Let's get back into the habit of this, shall we? For some reason, I was so much more diligent with my posts when I was in Germany. This is probably due to the fact that Germany functions on a regulated and predictable time pattern, whereas Italian time functions more as a variable than a constant. We're not sure who to blame for the shortness of days; The weather, the country, a malicious force that inflicts steroids upon our watches, our dependance on caffeine. Ask anyone here, they'll tell you the same thing: There's just not enough time in the day. 

Regardless, things have been well. I got a new room mate nearly two weeks ago (has it been so long, so soon? I'm always so shocked at the actual speed of life no matter how aware of it I presume to be). I started Italian lessons and have traversed the basics of singular and plural nouns to dates, times, shops and primary verbs. I took a semester of Italian five years ago, so you'd think this language would come more naturally. But no, this isn't the case at all. Italian eludes me. 

I went to Verona a few weekends ago, nearly a month ago now that I think about it (Seriously. Time? It's completely irregular). Loved the city, but loved my company even more. Sadly, Daniele, one of my very few friends in this country, has flown away and left us for West Virginia. It's actually something I try not to think about. 

And then there's the matter of summer plans, which dishearten me because I am so very bad at planning. This is my rough draft schedule for my six week European sojourn, are you ready? 

Week 1: ??? Spain? 
Week 2: Nice, France 
Week 3: Cinque Terre, Naples, Rome 
Week 4: Rome, Florence, Tuscany ???? 
Week 5-6: Volunteering in Greece.

Now here's a 20 second video that will fill you with a sense of mediocre entertainment and wasted time


Friday, May 8, 2009

Impossible to Capture on Film

If you've ever played Final Fantasy x - xii (or watched the movie, "The Spirits Within") then you are already at an advantage in visualizing the following descriptions.

Spring has since let loose a flurry of white balls that almost exactly resemble the glowing spirits of newly vanquished enemies. These light-weight particles float around in whichever direction they choose, catching sunlight at peculiar angles to make the world seem momentarily inhabited by fairies. If you wish to take the magic out of this occurrence then I will tell you that, up close, these airborne mysteries are surprisingly similar to the down feathers of adolescent ducklings. Light, fluffy and no longer attached to a city full of water residing avian creatures, it is actually sensibly possible that these things are merely the result of hundreds of baby birds transforming into full-fledged adults.

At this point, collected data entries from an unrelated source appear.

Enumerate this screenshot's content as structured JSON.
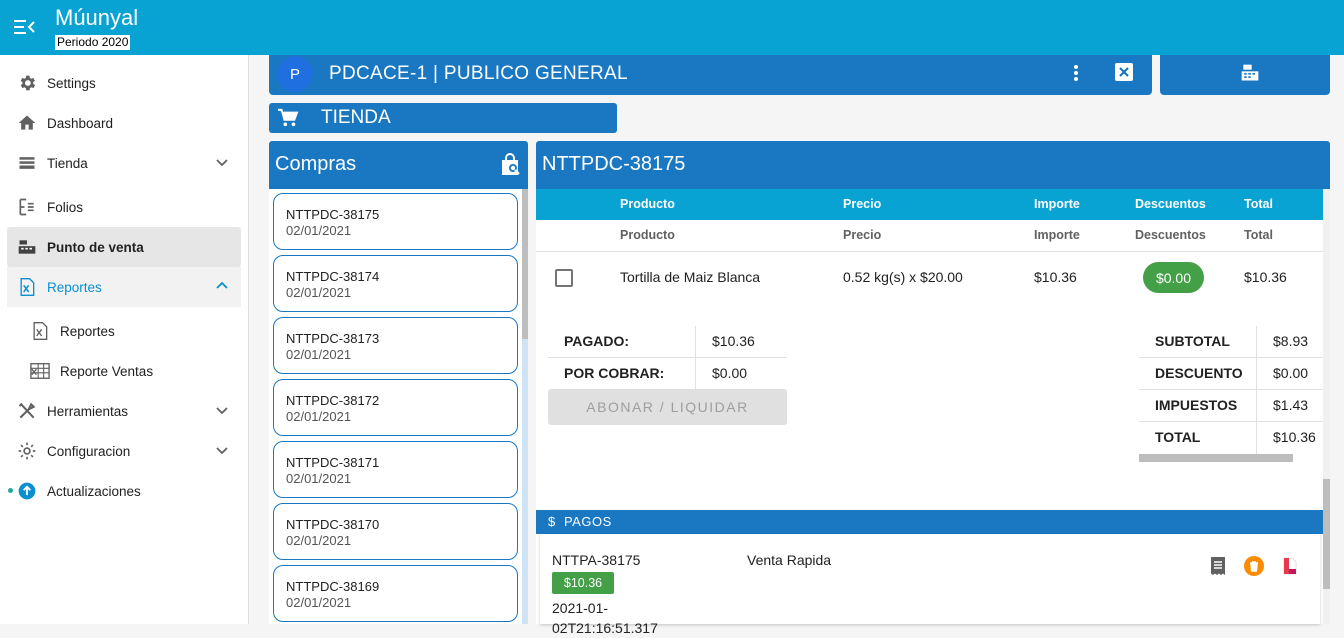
{
  "app": {
    "title": "Múunyal",
    "period": "Periodo 2020"
  },
  "sidebar": {
    "items": [
      {
        "label": "Settings",
        "icon": "gear-icon"
      },
      {
        "label": "Dashboard",
        "icon": "home-icon"
      },
      {
        "label": "Tienda",
        "icon": "register-icon"
      },
      {
        "label": "Folios",
        "icon": "folio-icon"
      },
      {
        "label": "Punto de venta",
        "icon": "cash-register-icon"
      },
      {
        "label": "Reportes",
        "icon": "excel-icon"
      },
      {
        "label": "Reportes",
        "icon": "excel-file-icon"
      },
      {
        "label": "Reporte Ventas",
        "icon": "spreadsheet-icon"
      },
      {
        "label": "Herramientas",
        "icon": "tools-icon"
      },
      {
        "label": "Configuracion",
        "icon": "settings-icon"
      },
      {
        "label": "Actualizaciones",
        "icon": "upload-icon"
      }
    ]
  },
  "header": {
    "avatar": "P",
    "title": "PDCACE-1 | PUBLICO GENERAL"
  },
  "tienda": {
    "label": "TIENDA"
  },
  "compras": {
    "title": "Compras",
    "items": [
      {
        "folio": "NTTPDC-38175",
        "date": "02/01/2021"
      },
      {
        "folio": "NTTPDC-38174",
        "date": "02/01/2021"
      },
      {
        "folio": "NTTPDC-38173",
        "date": "02/01/2021"
      },
      {
        "folio": "NTTPDC-38172",
        "date": "02/01/2021"
      },
      {
        "folio": "NTTPDC-38171",
        "date": "02/01/2021"
      },
      {
        "folio": "NTTPDC-38170",
        "date": "02/01/2021"
      },
      {
        "folio": "NTTPDC-38169",
        "date": "02/01/2021"
      }
    ]
  },
  "detail": {
    "title": "NTTPDC-38175",
    "columns": [
      "Producto",
      "Precio",
      "Importe",
      "Descuentos",
      "Total"
    ],
    "row": {
      "producto": "Tortilla de Maiz Blanca",
      "precio": "0.52 kg(s) x $20.00",
      "importe": "$10.36",
      "descuento": "$0.00",
      "total": "$10.36"
    },
    "pagado_label": "PAGADO:",
    "pagado": "$10.36",
    "por_cobrar_label": "POR COBRAR:",
    "por_cobrar": "$0.00",
    "abonar_label": "ABONAR / LIQUIDAR",
    "subtotal_label": "SUBTOTAL",
    "subtotal": "$8.93",
    "descuento_label": "DESCUENTO",
    "descuento": "$0.00",
    "impuestos_label": "IMPUESTOS",
    "impuestos": "$1.43",
    "total_label": "TOTAL",
    "total": "$10.36"
  },
  "pagos": {
    "label": "PAGOS",
    "folio": "NTTPA-38175",
    "amount": "$10.36",
    "date": "2021-01-02T21:16:51.317",
    "type": "Venta Rapida"
  },
  "colors": {
    "primary": "#1a78c2",
    "topbar": "#08a3d2",
    "success": "#43a047",
    "accent": "#0a8fd0"
  }
}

Of course, I admit that this thought is just as equally absurd as my two prior speculations, and so I feel it rather necessary to reinforce my sanity by saying that it may also be the seeds of prolific plants. Yes, seeds so marvelous that they spread their species across Italy in a way that leaves quixotic girls seeing fairies and imagining an entire riverbed populated with naked ducks. Oh, Spring, there are few things more lovely.